Olivia Stokes (1847-1927) and her sister Caroline (1854-1909) continued the philanthropic works of their parents by supporting many causes, including public baths and a lunch wagon in New York City to lessen the allure of the saloons.  They supported the zoo and several missionary causes.  Caroline's bequests in 1909 helped several black institutions and a chapel at Tuskegee.  The bulk of her estate was to be used to improve tenement housing and to educate Indians, "deserving” white students and black children in Africa and America.  Olivia continued her sister’s wishes.  Her own bequests included $100,000 to both Tuskegee and Hampton and a smaller amount to African schools.

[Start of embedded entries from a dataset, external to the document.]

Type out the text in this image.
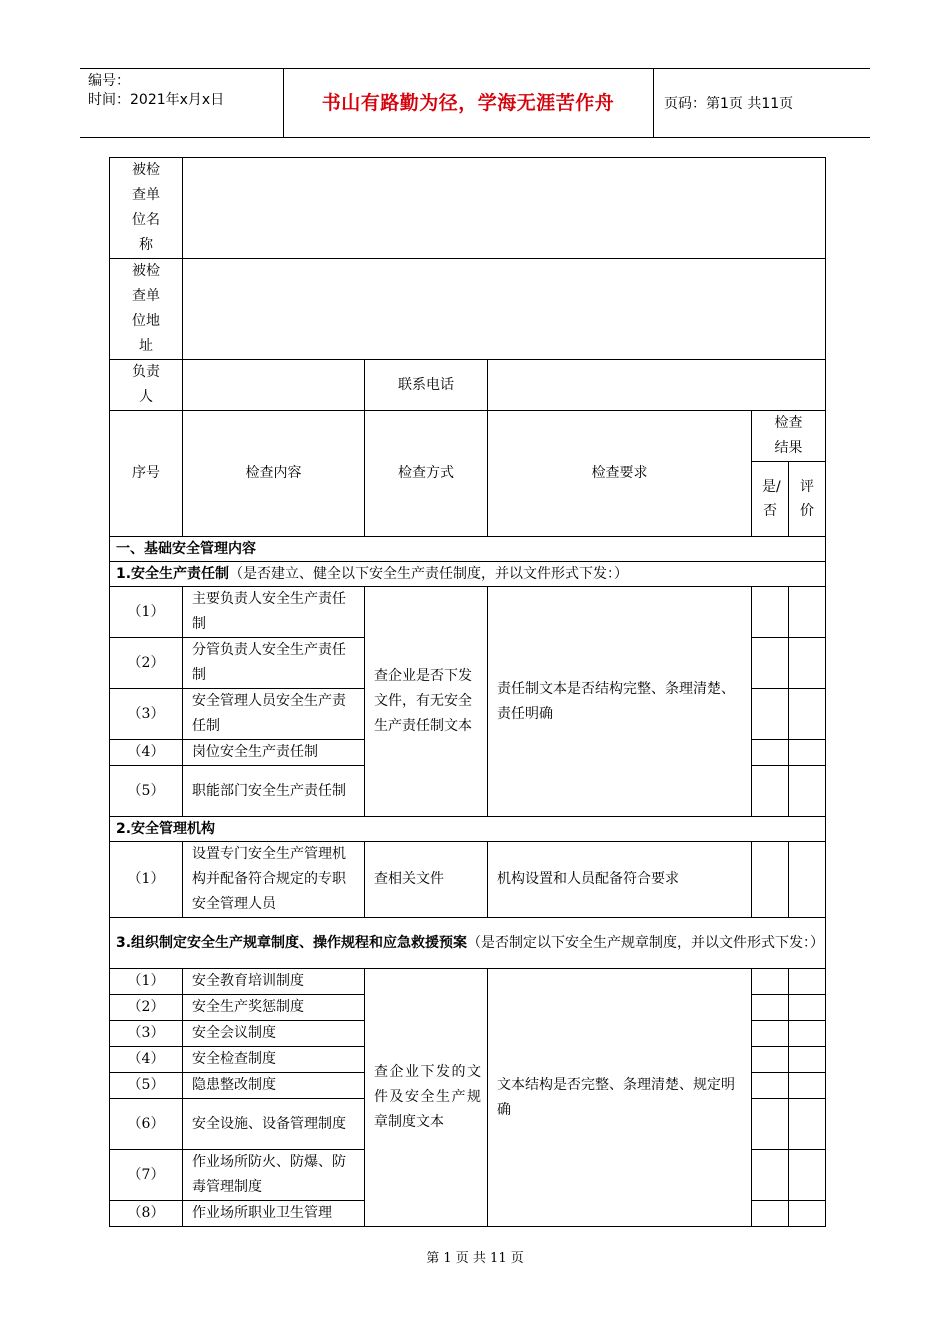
编号：
时间：2021年x月x日	书山有路勤为径，学海无涯苦作舟	页码：第1页 共11页
被检查单位名称					

被检查单位地址					

负责人		联系电话			
序号	检查内容	检查方式	检查要求	检查结果	

				是/否	评价

一、基础安全管理内容					
1.安全生产责任制（是否建立、健全以下安全生产责任制度，并以文件形式下发：）					
（1）	主要负责人安全生产责任制	查企业是否下发文件，有无安全生产责任制文本	责任制文本是否结构完整、条理清楚、责任明确		
（2）	分管负责人安全生产责任制				
（3）	安全管理人员安全生产责任制				
（4）	岗位安全生产责任制				
（5）	职能部门安全生产责任制				
2.安全管理机构					
（1）	设置专门安全生产管理机构并配备符合规定的专职安全管理人员	查相关文件	机构设置和人员配备符合要求		
3.组织制定安全生产规章制度、操作规程和应急救援预案（是否制定以下安全生产规章制度，并以文件形式下发：）					
（1）	安全教育培训制度	查企业下发的文件及安全生产规章制度文本	文本结构是否完整、条理清楚、规定明确		
（2）	安全生产奖惩制度				
（3）	安全会议制度				
（4）	安全检查制度				
（5）	隐患整改制度				
（6）	安全设施、设备管理制度				
（7）	作业场所防火、防爆、防毒管理制度				
（8）	作业场所职业卫生管理				
第 1 页 共 11 页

Ellin Speyer (1849-1921) began her charitable activities in 1881 in New York by helping found the Hospital Saturday and Sunday Association and in 1886 helping establish the New York Skin and Cancer Hospital.  She was active in American Red Cross work in the Spanish-American War and World War I.  Her deep interest in working women led to founding a club for working girls.  She was president and treasurer from 1883 to 1913.  The club idea grew into a nationwide system of working girls’ societies.
Another abiding interest centered on animal welfare.  In 1910 she founded and was president of the New York Women’s League for Animals until her death.  Activities included parades and medals for the best-cared-for horses of police and other city workers. In her will she left $50,000 to her animal hospital, named after her death the Ellin Prince Speyer Free Hospital for Animals.